- Gothe Location in Karnataka, India Gothe Gothe (India)
- Coordinates: 16°43′21″N 75°25′57″E﻿ / ﻿16.7225°N 75.4326°E
- Country: India
- State: Karnataka
- District: Bagalkot
- Talukas: Jamakhandi

Government
- • Type: Panchayati Raj
- • Body: Gram Panchayat

Area
- • Total: 49 km^{2} (19 sq mi)
- Elevation: 559 m (1,834 ft)

Population (2011)
- • Total: 5,357 (Males−2,735 Females−2,622)
- • Density: 109/km^{2} (280/sq mi)

Languages
- • Official: Kannada
- • Other languages: Hindi, Marathi
- Time zone: UTC+5:30 (IST)
- PIN: 587330
- Vehicle registration: KA 48

= Gothe =

 Gothe village is located in Jamakhandi taluka of Bagalkot district in Karnataka, India.
It is situated 37 km away from sub-district headquarter Jamakhandi and 117 km away from district headquarter Bagalkot. Vijayapura is the nearest city to Gothe which is approximately 36 km away.

==Demographics==
Area:

The total geographical area of Gothe village is 49 km^{2} or 4926.32 hectares. By area it is the 3rd biggest village in Jamakhandi sub-district.

Population:

Total 1013 families residing in the village and an average 5 persons live in every family. The Gothe village is the 21st most populous village in the sub-district with population of 5,357 of which 2,735 are males while 2,622 are females as per Population Census 2011. Average Sex Ratio of Gothe village is 959 which is lower than Karnataka state average of 973. One of the notable Acharya of the Dwaita philosophy Shri.

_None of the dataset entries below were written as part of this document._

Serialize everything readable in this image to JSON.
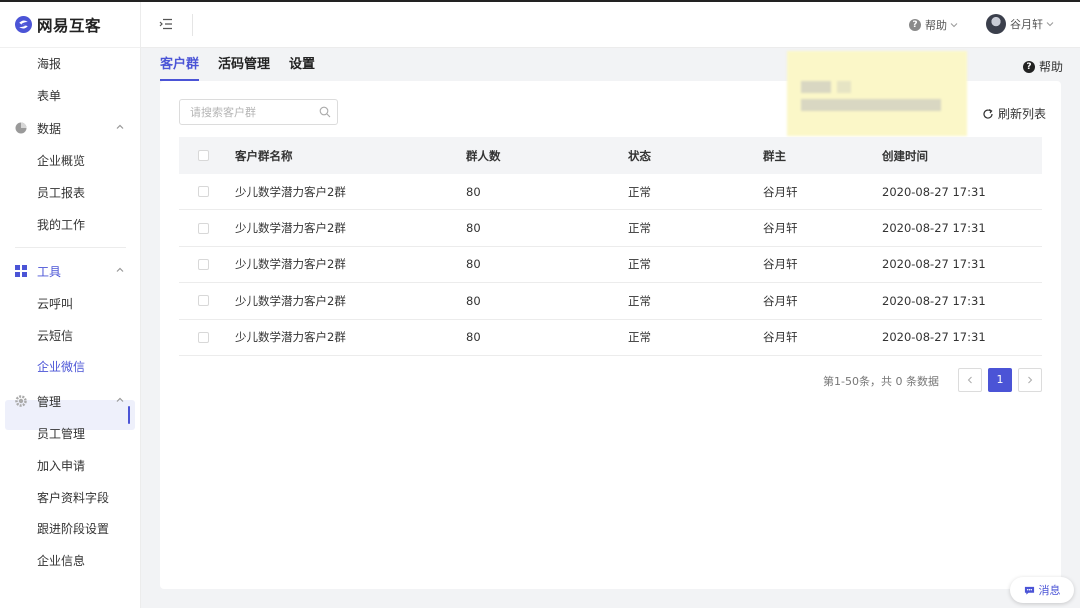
{
  "colors": {
    "accent": "#4b54d6",
    "page_bg": "#f2f3f5",
    "header_row_bg": "#f3f4f6"
  },
  "brand": {
    "name": "网易互客"
  },
  "sidebar": {
    "sub_top": [
      "海报",
      "表单"
    ],
    "data_group": {
      "label": "数据",
      "items": [
        "企业概览",
        "员工报表",
        "我的工作"
      ]
    },
    "tools_group": {
      "label": "工具",
      "items": [
        "云呼叫",
        "云短信",
        "企业微信"
      ]
    },
    "manage_group": {
      "label": "管理",
      "items": [
        "员工管理",
        "加入申请",
        "客户资料字段",
        "跟进阶段设置",
        "企业信息"
      ]
    }
  },
  "header": {
    "help_label": "帮助",
    "user_name": "谷月轩"
  },
  "tabs": [
    {
      "label": "客户群",
      "active": true
    },
    {
      "label": "活码管理",
      "active": false
    },
    {
      "label": "设置",
      "active": false
    }
  ],
  "help_right_label": "帮助",
  "search": {
    "placeholder": "请搜索客户群",
    "value": ""
  },
  "refresh_label": "刷新列表",
  "table": {
    "headers": [
      "客户群名称",
      "群人数",
      "状态",
      "群主",
      "创建时间"
    ],
    "rows": [
      [
        "少儿数学潜力客户2群",
        "80",
        "正常",
        "谷月轩",
        "2020-08-27 17:31"
      ],
      [
        "少儿数学潜力客户2群",
        "80",
        "正常",
        "谷月轩",
        "2020-08-27 17:31"
      ],
      [
        "少儿数学潜力客户2群",
        "80",
        "正常",
        "谷月轩",
        "2020-08-27 17:31"
      ],
      [
        "少儿数学潜力客户2群",
        "80",
        "正常",
        "谷月轩",
        "2020-08-27 17:31"
      ],
      [
        "少儿数学潜力客户2群",
        "80",
        "正常",
        "谷月轩",
        "2020-08-27 17:31"
      ]
    ]
  },
  "pagination": {
    "summary": "第1-50条，共 0 条数据",
    "current_page": "1"
  },
  "message_label": "消息"
}
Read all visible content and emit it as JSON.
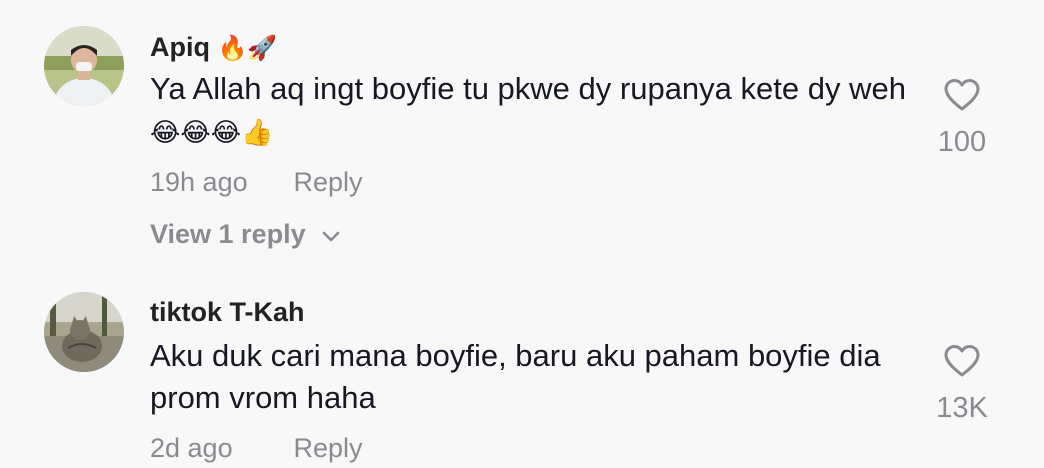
{
  "comments": [
    {
      "username": "Apiq",
      "username_emoji": "🔥🚀",
      "text": "Ya Allah aq ingt boyfie tu pkwe dy rupanya kete dy weh",
      "text_emoji": "😂😂😂👍",
      "time": "19h ago",
      "reply_label": "Reply",
      "view_replies_label": "View 1 reply",
      "likes": "100",
      "avatar_icon": "avatar-photo-person"
    },
    {
      "username": "tiktok T-Kah",
      "text": "Aku duk cari mana boyfie, baru aku paham boyfie dia prom vrom haha",
      "time": "2d ago",
      "reply_label": "Reply",
      "likes": "13K",
      "avatar_icon": "avatar-photo-cat"
    }
  ],
  "colors": {
    "background": "#f8f8f8",
    "primary_text": "#161823",
    "secondary_text": "#8a8b91"
  }
}
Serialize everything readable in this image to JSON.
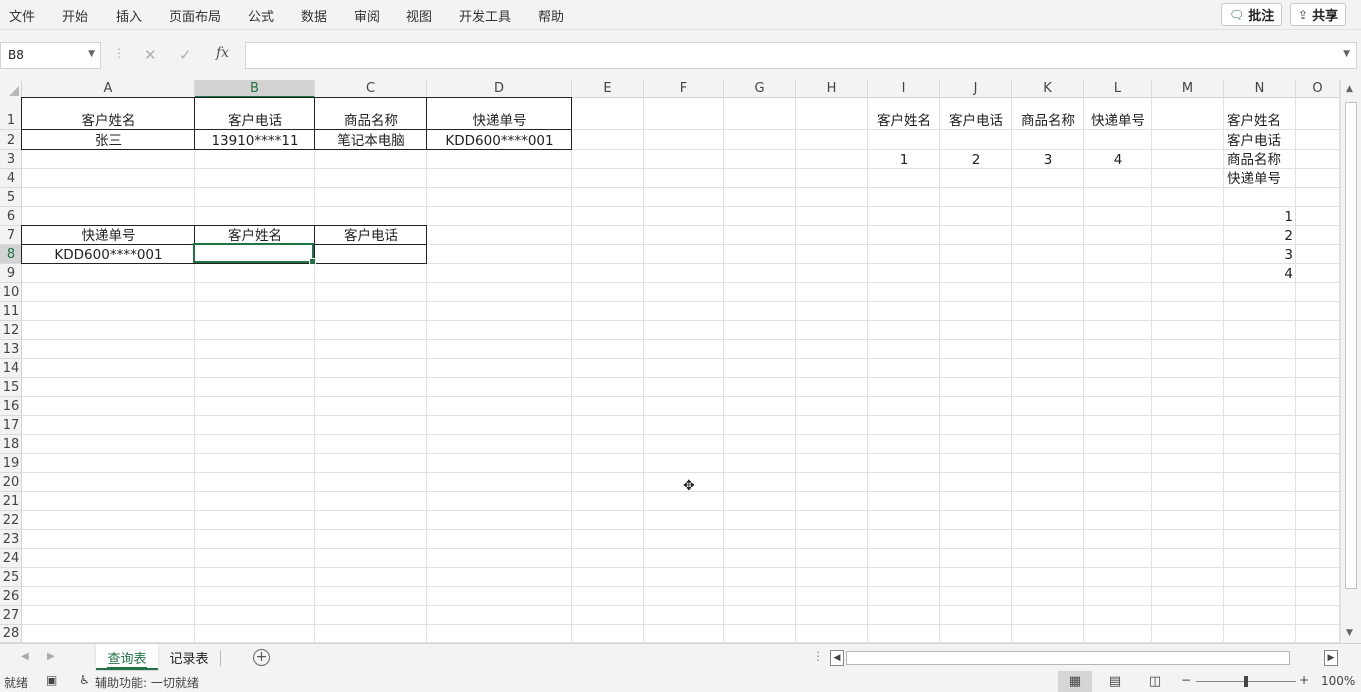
{
  "ribbon": {
    "tabs": [
      "文件",
      "开始",
      "插入",
      "页面布局",
      "公式",
      "数据",
      "审阅",
      "视图",
      "开发工具",
      "帮助"
    ],
    "comment_label": "批注",
    "share_label": "共享"
  },
  "formula_bar": {
    "name_box": "B8",
    "fx_label": "fx",
    "formula": ""
  },
  "columns": [
    "A",
    "B",
    "C",
    "D",
    "E",
    "F",
    "G",
    "H",
    "I",
    "J",
    "K",
    "L",
    "M",
    "N",
    "O"
  ],
  "selected_column": "B",
  "rows": [
    "1",
    "2",
    "3",
    "4",
    "5",
    "6",
    "7",
    "8",
    "9",
    "10",
    "11",
    "12",
    "13",
    "14",
    "15",
    "16",
    "17",
    "18",
    "19",
    "20",
    "21",
    "22",
    "23",
    "24",
    "25",
    "26",
    "27",
    "28"
  ],
  "selected_row": "8",
  "cells": {
    "A1": "客户姓名",
    "B1": "客户电话",
    "C1": "商品名称",
    "D1": "快递单号",
    "A2": "张三",
    "B2": "13910****11",
    "C2": "笔记本电脑",
    "D2": "KDD600****001",
    "A7": "快递单号",
    "B7": "客户姓名",
    "C7": "客户电话",
    "A8": "KDD600****001",
    "B8": "",
    "I1": "客户姓名",
    "J1": "客户电话",
    "K1": "商品名称",
    "L1": "快递单号",
    "I3": "1",
    "J3": "2",
    "K3": "3",
    "L3": "4",
    "N1": "客户姓名",
    "N2": "客户电话",
    "N3": "商品名称",
    "N4": "快递单号",
    "N6": "1",
    "N7": "2",
    "N8": "3",
    "N9": "4"
  },
  "sheets": [
    "查询表",
    "记录表"
  ],
  "active_sheet": "查询表",
  "status": {
    "ready": "就绪",
    "accessibility": "辅助功能: 一切就绪",
    "zoom": "100%"
  },
  "accent_color": "#217346"
}
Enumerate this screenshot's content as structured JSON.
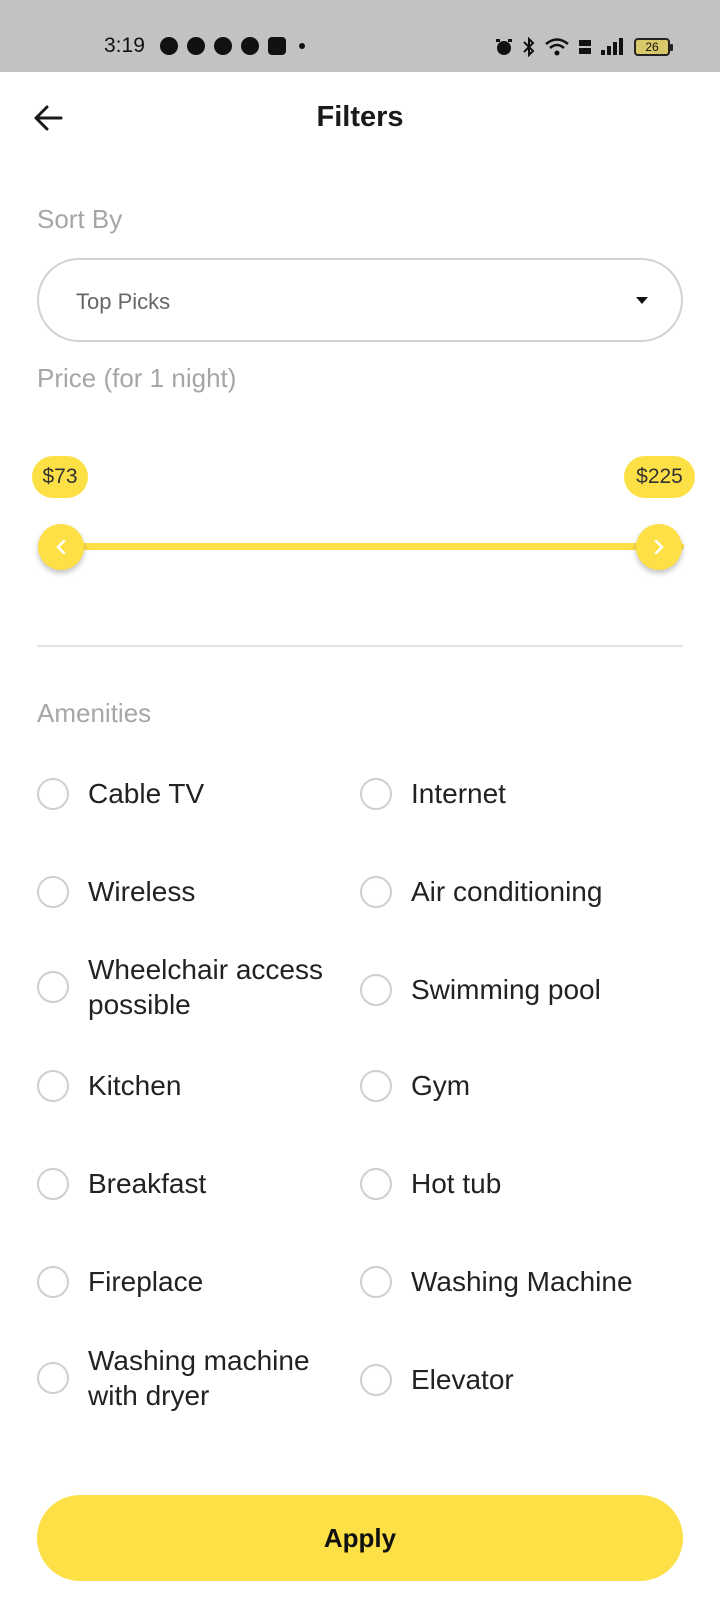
{
  "status_bar": {
    "time": "3:19",
    "battery": "26"
  },
  "header": {
    "title": "Filters"
  },
  "sort": {
    "label": "Sort By",
    "selected": "Top Picks"
  },
  "price": {
    "label": "Price (for 1 night)",
    "min_label": "$73",
    "max_label": "$225"
  },
  "amenities": {
    "label": "Amenities",
    "items": [
      "Cable TV",
      "Internet",
      "Wireless",
      "Air conditioning",
      "Wheelchair access possible",
      "Swimming pool",
      "Kitchen",
      "Gym",
      "Breakfast",
      "Hot tub",
      "Fireplace",
      "Washing Machine",
      "Washing machine with dryer",
      "Elevator"
    ]
  },
  "apply_label": "Apply",
  "colors": {
    "accent": "#fde046",
    "muted_label": "#a6a6a6",
    "status_bar": "#c2c2c2"
  }
}
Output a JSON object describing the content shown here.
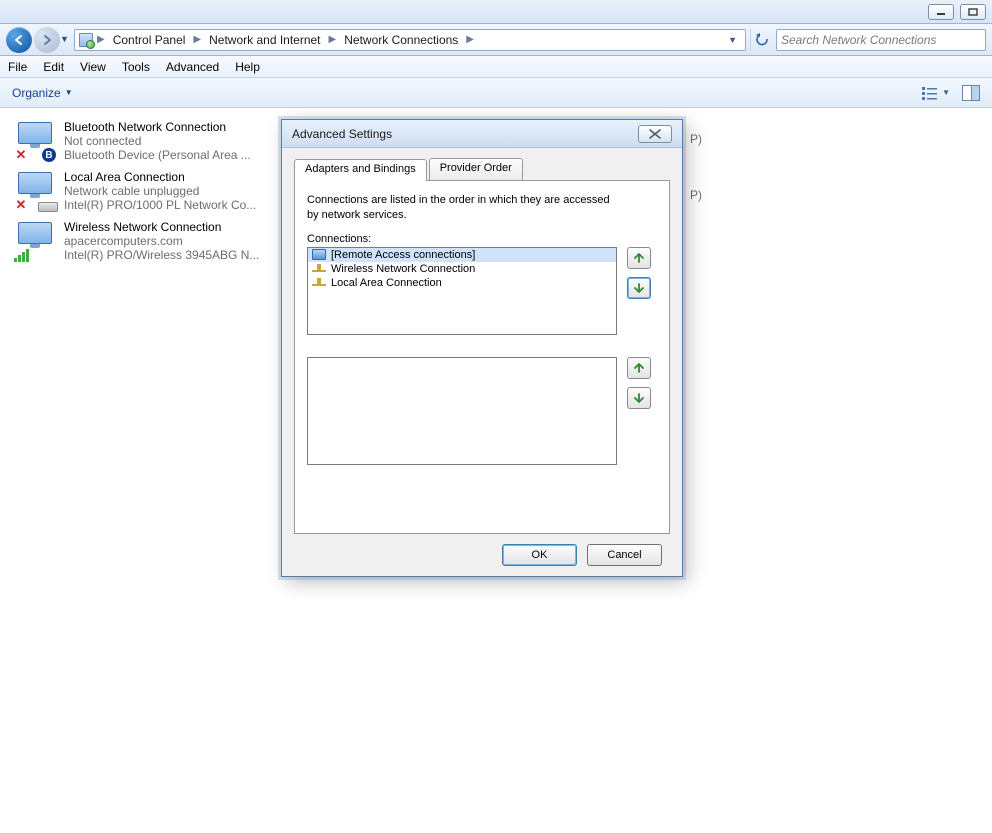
{
  "breadcrumbs": [
    "Control Panel",
    "Network and Internet",
    "Network Connections"
  ],
  "search_placeholder": "Search Network Connections",
  "menu": [
    "File",
    "Edit",
    "View",
    "Tools",
    "Advanced",
    "Help"
  ],
  "toolbar": {
    "organize": "Organize"
  },
  "connections": [
    {
      "title": "Bluetooth Network Connection",
      "line2": "Not connected",
      "line3": "Bluetooth Device (Personal Area ..."
    },
    {
      "title": "Local Area Connection",
      "line2": "Network cable unplugged",
      "line3": "Intel(R) PRO/1000 PL Network Co..."
    },
    {
      "title": "Wireless Network Connection",
      "line2": "apacercomputers.com",
      "line3": "Intel(R) PRO/Wireless 3945ABG N..."
    }
  ],
  "peek": "P)",
  "dialog": {
    "title": "Advanced Settings",
    "tabs": [
      "Adapters and Bindings",
      "Provider Order"
    ],
    "description": "Connections are listed in the order in which they are accessed by network services.",
    "connections_label": "Connections:",
    "list": [
      "[Remote Access connections]",
      "Wireless Network Connection",
      "Local Area Connection"
    ],
    "ok": "OK",
    "cancel": "Cancel"
  }
}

Gothe Narasimha Acharya of Shri Uttaradhi Mutt hails from here.

Literacy:

Gothe village has lower literacy rate compared to Karnataka. In 2011, literacy rate of Gothe village was 61.22% compared to 75.36% of Karnataka. In Gothe Male literacy stands at 69.72% while female literacy rate was 52.34%.